Inkwell has had numerous items on the effect of teachers’ unions, which protect inferior teachers, in public schools. In the higher climbs of learning, tenure is the guarantee of employment for life.


Naomi Schaefer Riley, whose book on academia will come out soon (“The Faculty Lounges . . . And Other Reasons That You Won’t Get the College Education You Pay For”) has a  piece in the Wall Street Journal that suggests that academia would be better off without tenure.  She tells the story of Richard Miller, who left a tenured position at the University of Iowa to become the first president of the Franklin W. Olin College of Engineering in Massachusetts. Olin doesn’t grant tenure.


Miller’s associates asked what he was smoking:”They’ll think you turned in your union card-that you don’t care about the core values of academic freedom.” Tenure, the theory goes, protects modern day Socrateses from drinking the metaphorical hemlock. So how’s it working out for Mr. Miller and Olin?



One wishes that other academics shared his opinion. In the meantime, Olin is showing what’s possible when a school sheds tenure, one of the most antiquated and counterproductive employment policies in the American economy. Instituted at a time when people in most professions remained in the same job for life, tenure today is an economic anomaly. The policy protects laziness and incompetence-and rewards often obscure research rather than good teaching….



This creative culture is apparent to any campus visitor. Unlike students in most engineering programs, who spend their first three years taking physics and math before they work on designing an actual structure, Olin students begin to design things on the first day. I watched as one professor gave his mechanical engineering students instructions to build a bridge spanning two tables. They would be judged on how much weight it could bear, its aesthetic appeal and its cost efficiency.

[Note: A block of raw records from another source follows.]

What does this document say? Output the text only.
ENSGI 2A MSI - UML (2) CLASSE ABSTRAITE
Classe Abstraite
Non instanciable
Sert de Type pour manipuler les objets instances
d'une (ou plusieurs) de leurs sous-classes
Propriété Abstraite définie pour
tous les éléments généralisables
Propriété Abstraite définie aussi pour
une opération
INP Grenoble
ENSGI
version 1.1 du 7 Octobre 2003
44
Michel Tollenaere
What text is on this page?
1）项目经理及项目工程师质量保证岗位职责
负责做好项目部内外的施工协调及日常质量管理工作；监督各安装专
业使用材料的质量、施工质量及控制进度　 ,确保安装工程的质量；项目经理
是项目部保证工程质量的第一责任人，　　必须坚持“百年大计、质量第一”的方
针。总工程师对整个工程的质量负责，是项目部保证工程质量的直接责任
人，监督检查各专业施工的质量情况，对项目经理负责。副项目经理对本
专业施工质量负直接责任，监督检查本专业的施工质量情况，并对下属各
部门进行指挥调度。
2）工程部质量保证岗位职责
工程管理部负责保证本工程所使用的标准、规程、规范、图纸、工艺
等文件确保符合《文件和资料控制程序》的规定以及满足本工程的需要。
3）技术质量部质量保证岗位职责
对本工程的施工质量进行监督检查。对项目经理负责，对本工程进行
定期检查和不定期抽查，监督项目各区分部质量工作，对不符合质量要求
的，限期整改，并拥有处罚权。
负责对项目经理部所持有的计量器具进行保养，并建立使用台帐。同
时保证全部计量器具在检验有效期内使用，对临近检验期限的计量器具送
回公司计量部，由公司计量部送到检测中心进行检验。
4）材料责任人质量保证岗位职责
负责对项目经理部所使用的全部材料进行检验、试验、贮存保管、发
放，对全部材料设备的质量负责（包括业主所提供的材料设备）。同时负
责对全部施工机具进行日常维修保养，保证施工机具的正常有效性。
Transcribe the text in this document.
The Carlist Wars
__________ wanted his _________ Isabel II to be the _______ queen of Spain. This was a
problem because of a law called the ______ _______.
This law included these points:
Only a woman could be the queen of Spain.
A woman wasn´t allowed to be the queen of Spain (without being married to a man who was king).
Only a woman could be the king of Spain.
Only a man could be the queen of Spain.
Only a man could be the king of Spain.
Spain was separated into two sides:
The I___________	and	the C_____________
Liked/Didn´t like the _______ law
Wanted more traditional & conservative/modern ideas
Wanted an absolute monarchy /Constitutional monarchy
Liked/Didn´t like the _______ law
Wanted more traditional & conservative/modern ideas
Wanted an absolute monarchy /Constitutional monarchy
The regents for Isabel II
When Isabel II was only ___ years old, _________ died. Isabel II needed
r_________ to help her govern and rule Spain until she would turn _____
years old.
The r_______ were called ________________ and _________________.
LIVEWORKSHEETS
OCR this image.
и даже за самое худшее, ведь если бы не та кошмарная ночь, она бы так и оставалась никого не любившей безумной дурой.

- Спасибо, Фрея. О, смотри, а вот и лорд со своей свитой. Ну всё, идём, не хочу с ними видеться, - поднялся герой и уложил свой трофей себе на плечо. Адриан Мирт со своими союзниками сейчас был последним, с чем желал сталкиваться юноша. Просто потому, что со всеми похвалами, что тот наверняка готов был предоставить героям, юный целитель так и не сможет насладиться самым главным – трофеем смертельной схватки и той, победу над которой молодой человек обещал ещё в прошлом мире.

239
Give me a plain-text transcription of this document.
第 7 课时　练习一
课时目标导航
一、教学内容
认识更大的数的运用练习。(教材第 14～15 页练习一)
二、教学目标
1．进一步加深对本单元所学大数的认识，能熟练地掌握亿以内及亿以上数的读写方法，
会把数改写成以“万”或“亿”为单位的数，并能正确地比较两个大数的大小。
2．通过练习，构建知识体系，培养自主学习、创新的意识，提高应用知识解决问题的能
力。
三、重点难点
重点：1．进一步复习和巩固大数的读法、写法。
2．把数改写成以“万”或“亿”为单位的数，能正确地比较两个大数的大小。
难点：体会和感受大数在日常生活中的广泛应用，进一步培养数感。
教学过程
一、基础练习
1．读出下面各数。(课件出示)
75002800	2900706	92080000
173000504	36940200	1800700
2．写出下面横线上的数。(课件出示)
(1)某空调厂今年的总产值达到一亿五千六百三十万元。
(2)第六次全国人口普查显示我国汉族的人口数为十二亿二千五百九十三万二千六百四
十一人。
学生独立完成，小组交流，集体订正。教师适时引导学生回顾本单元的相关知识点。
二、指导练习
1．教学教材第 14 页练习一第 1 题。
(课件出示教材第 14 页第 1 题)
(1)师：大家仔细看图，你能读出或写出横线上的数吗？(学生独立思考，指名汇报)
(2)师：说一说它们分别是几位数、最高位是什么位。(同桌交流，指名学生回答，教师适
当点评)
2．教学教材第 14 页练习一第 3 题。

There are 140 applicants for every faculty slot, though professors know they can be fired. Still, they say they find it freeing. One says:



“When one is on the tenure track,” he says, “the clock is ticking. There is a certain day on which you will have to produce a stack of papers.” He’s no longer worried about publishing a certain amount by a particular date. Instead, he’s free to pursue research he finds interesting-something Mr. Somerville says has been “liberating.”